«Islamgegnerin in Kirchenrat gewählt», «Pfarrerin mit heiklem Netzwerk», «Anti-Islam-Bloggerin sitzt neu im Kirchenrat», «Neue Basler Kirchenrätin in der Kritik», «Anti-Islam-Pfarrerin verteidigt sich», «Der Teufelskreis in der Kirche», «Kleinhüninger Pfarrerin spaltet die Reformierten», «Reformierte Kirche unter Druck», «In der Kirche ist die Hölle los», «Sie ist weit weg von Rechtsextremen», «Wir sind weit weg von einer Krise», «Präsident befürchtet Spaltung der Kirche», «Kirche überprüft ihr Wahlprozedere», «Pfarrerin reicht Strafanzeige ein», «Hexenjagd zu Basel».
Über 50 Artikel wurden schweizweit veröffentlicht, seit Christine Dietrich vor acht Wochen mit 52 von 63 Stimmen in den Kirchenrat der evangelisch-reformierten Kirche Basel-Stadt (ERK) gewählt wurde. Heftig wird seither über die Kleinbasler Pfarrerin diskutiert, die während Jahren regelmässig für «Politically Incorrect» (PI-News) schrieb, ein Weblog, das sich nach eigener Beschreibung gegen eine befürchtete «Islamisierung Europas» richtet, und auf dem die Verschwörungstheorie eines «Volkstods durch Bevölkerungsaustausch» verbreitet wird.
War Dietrich nur eine naive Mitläuferin, die nicht realisierte, dass sie sich tief in der neurechten Szene bewegte, obwohl sie damals schon über dreissig Jahre alt und promovierte Theologin war? Oder war sie sogar Drahtzieherin hinter dem rechtsextremen Weblog, wie es Recherchen verschiedener Medien nahelegen? Für ersteres spricht, dass es gemäss der Wahlvorbereitungskommission der ERK «in den Jahren, in denen Dietrich in der Kirchgemeinde Kleinbasel tätig ist, keinen Grund gab, ihr Verhalten oder ihr Handeln anzuzweifeln». Dass sie in der Vergangenheit nicht nur für PI-News aktiv war, spricht allerdings für letzteres.

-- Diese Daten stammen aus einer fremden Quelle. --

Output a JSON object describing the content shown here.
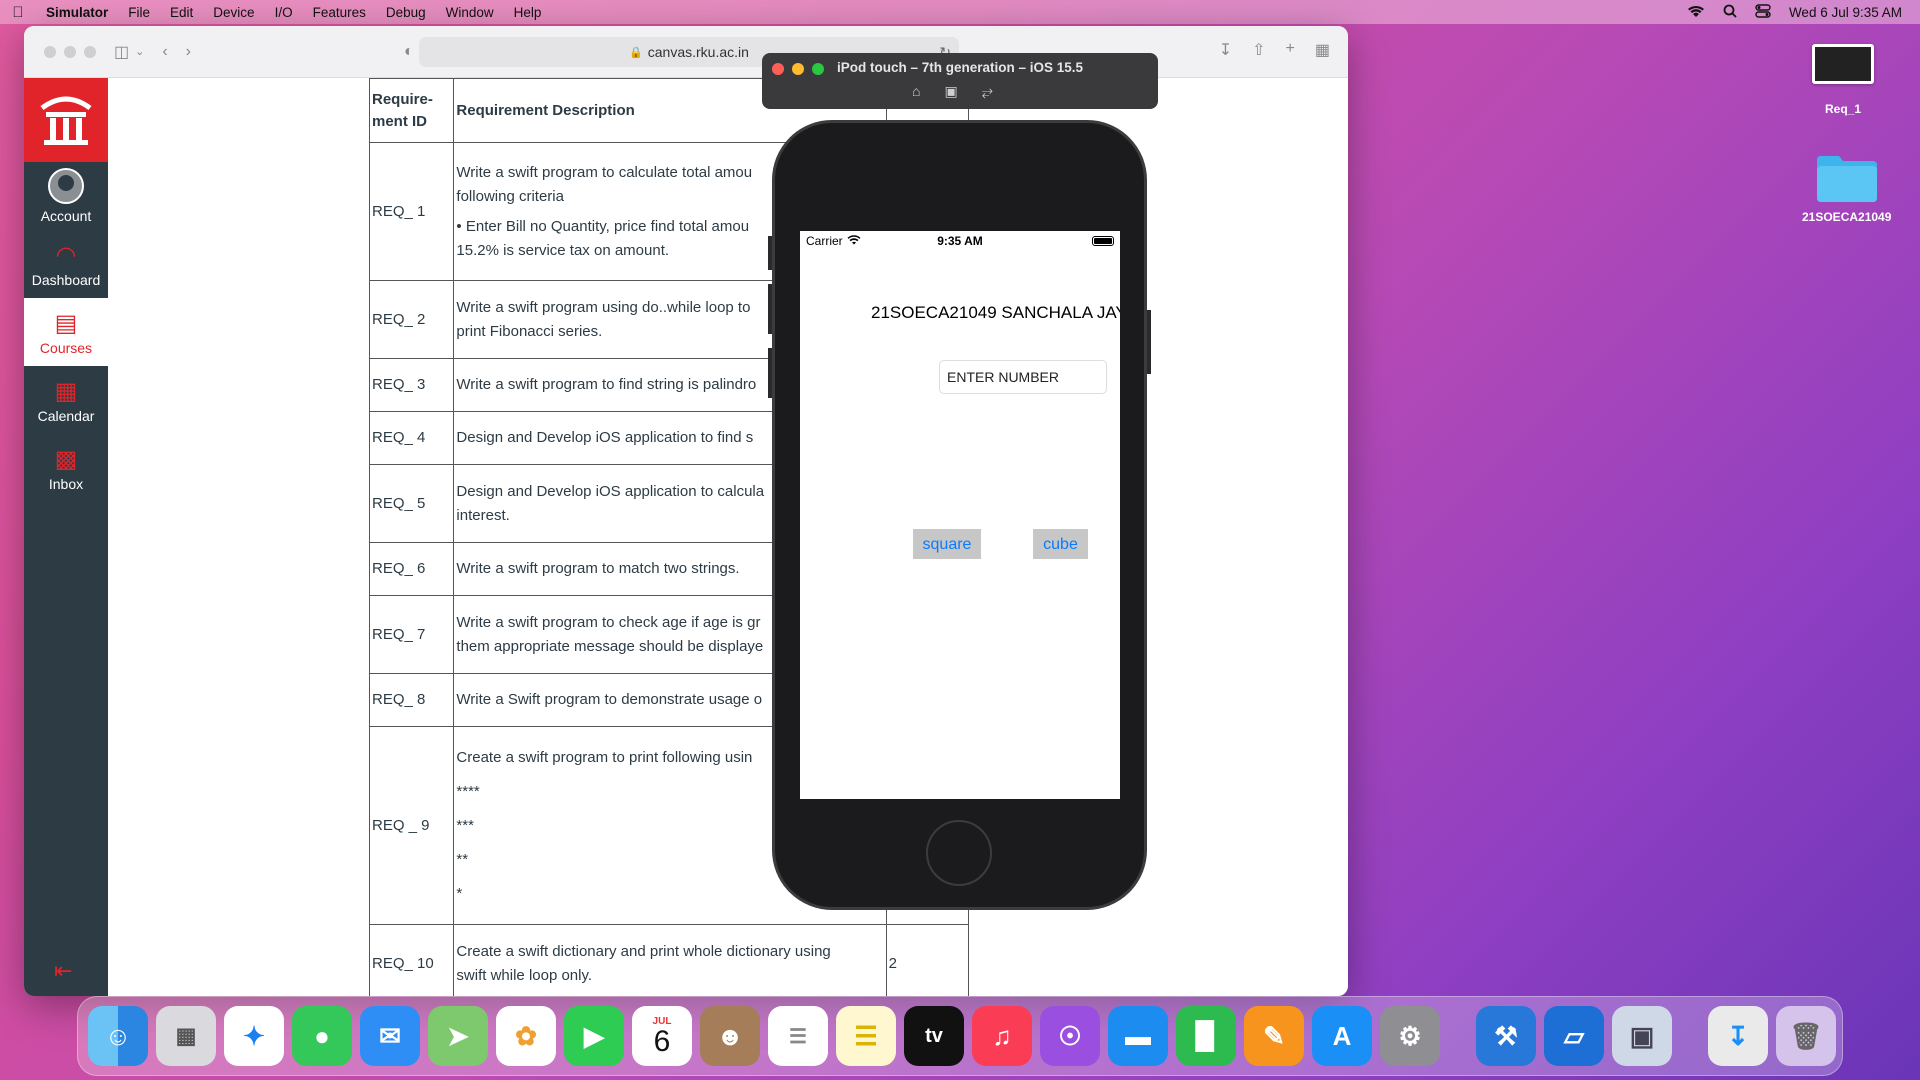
{
  "menubar": {
    "app": "Simulator",
    "items": [
      "File",
      "Edit",
      "Device",
      "I/O",
      "Features",
      "Debug",
      "Window",
      "Help"
    ],
    "clock": "Wed 6 Jul  9:35 AM"
  },
  "browser": {
    "url": "canvas.rku.ac.in",
    "nav": [
      {
        "label": "Account",
        "icon": "account-icon"
      },
      {
        "label": "Dashboard",
        "icon": "dashboard-icon"
      },
      {
        "label": "Courses",
        "icon": "courses-icon",
        "active": true
      },
      {
        "label": "Calendar",
        "icon": "calendar-icon"
      },
      {
        "label": "Inbox",
        "icon": "inbox-icon"
      }
    ],
    "table": {
      "headers": [
        "Require-ment ID",
        "Requirement Description"
      ],
      "rows": [
        {
          "id": "REQ_ 1",
          "desc": [
            "Write a swift program to calculate total amou",
            "following criteria",
            "•  Enter Bill no Quantity, price find total amou",
            "15.2% is service tax on amount."
          ]
        },
        {
          "id": "REQ_ 2",
          "desc": [
            "Write a swift program using do..while loop to",
            "print Fibonacci series."
          ]
        },
        {
          "id": "REQ_ 3",
          "desc": [
            "Write a swift program to find string is palindro"
          ]
        },
        {
          "id": "REQ_ 4",
          "desc": [
            "Design and Develop iOS application to find s"
          ]
        },
        {
          "id": "REQ_ 5",
          "desc": [
            "Design and Develop iOS application to calcula",
            "interest."
          ]
        },
        {
          "id": "REQ_ 6",
          "desc": [
            "Write a swift program to match two strings."
          ]
        },
        {
          "id": "REQ_ 7",
          "desc": [
            "Write a swift program to check age if age is gr",
            "them appropriate message should be displaye"
          ]
        },
        {
          "id": "REQ_ 8",
          "desc": [
            "Write a Swift program to demonstrate usage o"
          ]
        },
        {
          "id": "REQ _ 9",
          "desc": [
            "Create a swift program to print following usin",
            "****",
            "***",
            "**",
            "*"
          ]
        },
        {
          "id": "REQ_ 10",
          "desc": [
            "Create a swift dictionary and print whole dictionary using",
            "swift while loop only."
          ],
          "extra": "2"
        }
      ]
    }
  },
  "simulator": {
    "title": "iPod touch – 7th generation – iOS 15.5",
    "status": {
      "carrier": "Carrier",
      "time": "9:35 AM"
    },
    "app": {
      "title": "21SOECA21049 SANCHALA JAY",
      "input_placeholder": "ENTER NUMBER",
      "square_label": "square",
      "cube_label": "cube"
    }
  },
  "desktop": {
    "icons": [
      {
        "label": "Req_1",
        "icon": "screenshot-file-icon"
      },
      {
        "label": "21SOECA21049",
        "icon": "folder-icon"
      }
    ]
  },
  "dock": {
    "calendar_month": "JUL",
    "calendar_day": "6",
    "apps": [
      "Finder",
      "Launchpad",
      "Safari",
      "Messages",
      "Mail",
      "Maps",
      "Photos",
      "FaceTime",
      "Calendar",
      "Contacts",
      "Reminders",
      "Notes",
      "TV",
      "Music",
      "Podcasts",
      "Keynote",
      "Numbers",
      "Pages",
      "App Store",
      "System Preferences",
      "Xcode",
      "Simulator",
      "Preview",
      "Downloads",
      "Trash"
    ],
    "tv_label": "tv"
  },
  "colors": {
    "canvas_red": "#e0242a",
    "canvas_nav": "#2d3b45",
    "ios_blue": "#0a7aff"
  }
}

Die Pfarrerin hielt zum Beispiel vor zehn Jahren eine Rede am zweiten Anti-Islamisierungs-Kongress in Köln, der von der rechtsextremen Kleinpartei Pro Köln organisiert wurde, und äusserte in diesem Rahmen die Befürchtung, «dass was wir unter Frieden, Freiheit, Gerechtigkeit und Menschenrechten verstehen, verloren gehen könnte in einem tyrannischen System der Unterdrückung, das wir in Europa und besonders hier in Deutschland nie wieder haben wollen». Den Islam implizit in die Nähe des Nationalsozialismus zu rücken, gehört genau so zum Repertoire der Neuen Rechten wie die Strategie, in die Opferrolle zu schlüpfen, sobald Kritik aufkommt.
Die hitzige Diskussion, ob ihre Vergangenheit zu einer Kirchenrätin passt, empfindet Dietrich als «Hexenprozess». Weil sie sich in ihrer Ehre verletzt fühlt, hat sie Strafanzeige gegen einen Journalisten der bz und den langjährigen Präsidenten der Offenen Kirche Elisabethen gestellt. Darüber darf jedoch nicht vergessen gehen, wer tatsächlich unter der Wahl von Dietrich leidet: Die ERK hatte 2018 noch 26'380 Mitglieder, seit 1980 hat sie mehr als 54'000 Mitglieder verloren, und jedes Jahr verliert sie weitere.
Schlagzeilen wie die hier beschrieben werden kaum dazu beitragen, diesen Abwärtstrend zu stoppen.
*Tobit Schäfer arbeitet als Strategie- und Politikberater. Zudem engagiert er sich ehrenamtlich in verschiedenen Kulturinstitutionen. Während 13 Jahren politisierte er für die SP im Grossen Rat.